Les nouveaux entrants s'inquiètent de ne pas avoir les moyens d'entrer sur ce marché, alors que les acteurs dominants soutiennent que des améliorations vitales des câbles en cuivre aux fibres optiques génèrent des risques qui devrait figurer dans les coûts d’accès des nouveaux venus.
Les lobbyistes ont étudié soigneusement les projets de la Commission plus tôt dans l'année, afin d'évaluer si la commissaire chargée de l'agenda numérique, Neelie Kroes, travaillerait mieux que son prédécesseur, Viviane Reding, dont la propre proposition n'a pas aboutit en raison des critiques de l'industrie (EurActiv 15/06/09).
Apparemment, les grands réseaux ont peu parlé de la recommandation, alors que l'hypothèse selon laquelle les lobbies feraient un ultime effort pour retarder sa publication se répand à Bruxelles. Un fonctionnaire de la Commission a rejeté des rumeurs et affirmé que le document serait publié lundi 20 septembre.
Les grands opérateurs réseaux obtiennent des victoires mineures dans le document, qui permet aux acteurs dominants de prendre en compte le coût de l'investissement dans les câbles à fibre optique dans leurs modèles de tarification pour l'accès des nouveaux entrants dans leurs réseaux, d'après la proposition lue par EurActiv.
Des sources ont également dit qu'elles étaient satisfaites du fait que le document renforce la segmentation géographique des marchés : les régulateurs peuvent donc alléger les règles dans les domaines où ils ont moins de concurrents.
Toutefois, les opérateurs plus petits soutiennent que les règles sur la flexibilité pour les opérateurs en place risque d'être la goûte d'eau qui fait déborder le vase pour les nouveaux venus.
Le jury est toujours indécis quant au fait de savoir si les arrangements comptables permettront aux concurrents de s'étendre, a dit Ilsa Godlovitch, directrice de l'ECTA (European Competitive Telecoms Association) à EurActiv.
Mme Godlovitch soutient qu'il existe un danger que les modèles de tarification soient mauvais et portent préjudice aux nouveaux entrants.
Elle a souligné que les investissements dans les fibres optiques ont lieu dans plusieurs Etats membres, comme le Royaume-Uni ou les Pays Bas.
Ecoutez, il n'y a aucun doute sur le fait que les investissements auront lieu, ce qui est déjà le cas dans de nombreux Etats membres.
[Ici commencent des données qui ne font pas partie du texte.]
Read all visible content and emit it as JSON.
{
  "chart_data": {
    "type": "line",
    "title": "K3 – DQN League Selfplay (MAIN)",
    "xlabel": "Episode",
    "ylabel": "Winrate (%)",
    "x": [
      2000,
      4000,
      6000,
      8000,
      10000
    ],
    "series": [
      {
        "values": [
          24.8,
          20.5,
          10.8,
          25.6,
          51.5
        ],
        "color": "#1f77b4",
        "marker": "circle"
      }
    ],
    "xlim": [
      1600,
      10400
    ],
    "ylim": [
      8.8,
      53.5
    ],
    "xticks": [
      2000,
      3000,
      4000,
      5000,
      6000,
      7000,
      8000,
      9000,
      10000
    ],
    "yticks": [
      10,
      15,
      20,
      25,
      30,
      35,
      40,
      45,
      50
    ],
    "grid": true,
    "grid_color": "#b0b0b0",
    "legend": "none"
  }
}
La question que nous devrions poser est la suivante : les consommateurs pourront-ils encore choisir leur fournisseur de haut débit lorsque les changements auront eu lieu, a insisté Mme Godlovitch.
D'autres parties prenantes de l'industrie n'ont pas voulu que leurs recommandations soient enregistrées.
Il n'est pas déraisonnable que les coûts impliqués dans les réseaux reflètent le prix payé pour les réseaux, a insisté une source de l'UE, approuvant les modèles de tarification de la commissaire Kroes.
Si nous n'avons rien en retour, nous ne dépenserons pas tout l'argent. C'est aussi simple que cela, a ajouté une source de l'industrie.
La recommandation de l'accès de nouvelle génération (NGA) est un important accord de lobby, les opérateurs réseaux ayant gagnés une mauvaise réputation pour avoir essayé de tenir la jambe aux fonctionnaires de la Commission et eurodéputés.
En juillet, Deutsche Telekom a selon certaines informations essayé de convaincre les législateurs allemands de centre droit au Parlement européen de dévier le paquet en remettant en question les droits de la Commission à le mettre en œuvre.
Une recommandation de la Commission européenne ne devrait pas transgresser les pouvoirs de mise en œuvre de l'institution et a le droit de stopper brusquement la Commission s'il pense qu'elle va au-delà de ses pouvoirs légaux.
Bien que le Parti Populaire Européen ait mordu à l’appât de la Deutsche Telekom, les votes des autres groupes politiques l’ont fait plonger et la recommandation a pu aller de l’avant.
Une autre source du milieu de l’industrie soutient qu’afin de s’assurer du vote d’Angela Merkel pour un second terme en tant que président de la Commission européenne, José Maneul Barroso a dû accorder des régulations allégées à Deutsche Telekom.
La publication des recommandations de la NGA (accès nouvelle génération) le 20 septembre sera accompagné par deux autres contributions, l’une concernant la manière dont l’UE va atteindre ses objectifs ambitieux sur le haut débit et l’autre concernant la manière dont le spectre raréfié charriant l’Internet peut être partagé par les compétiteurs.
Les trois documents vont main dans la main, puisqu’ils font part de la stratégie de la commissaire Neelie Kroes visant à faire passer l’UE d’un taux de connectivité moyen à un taux optimal.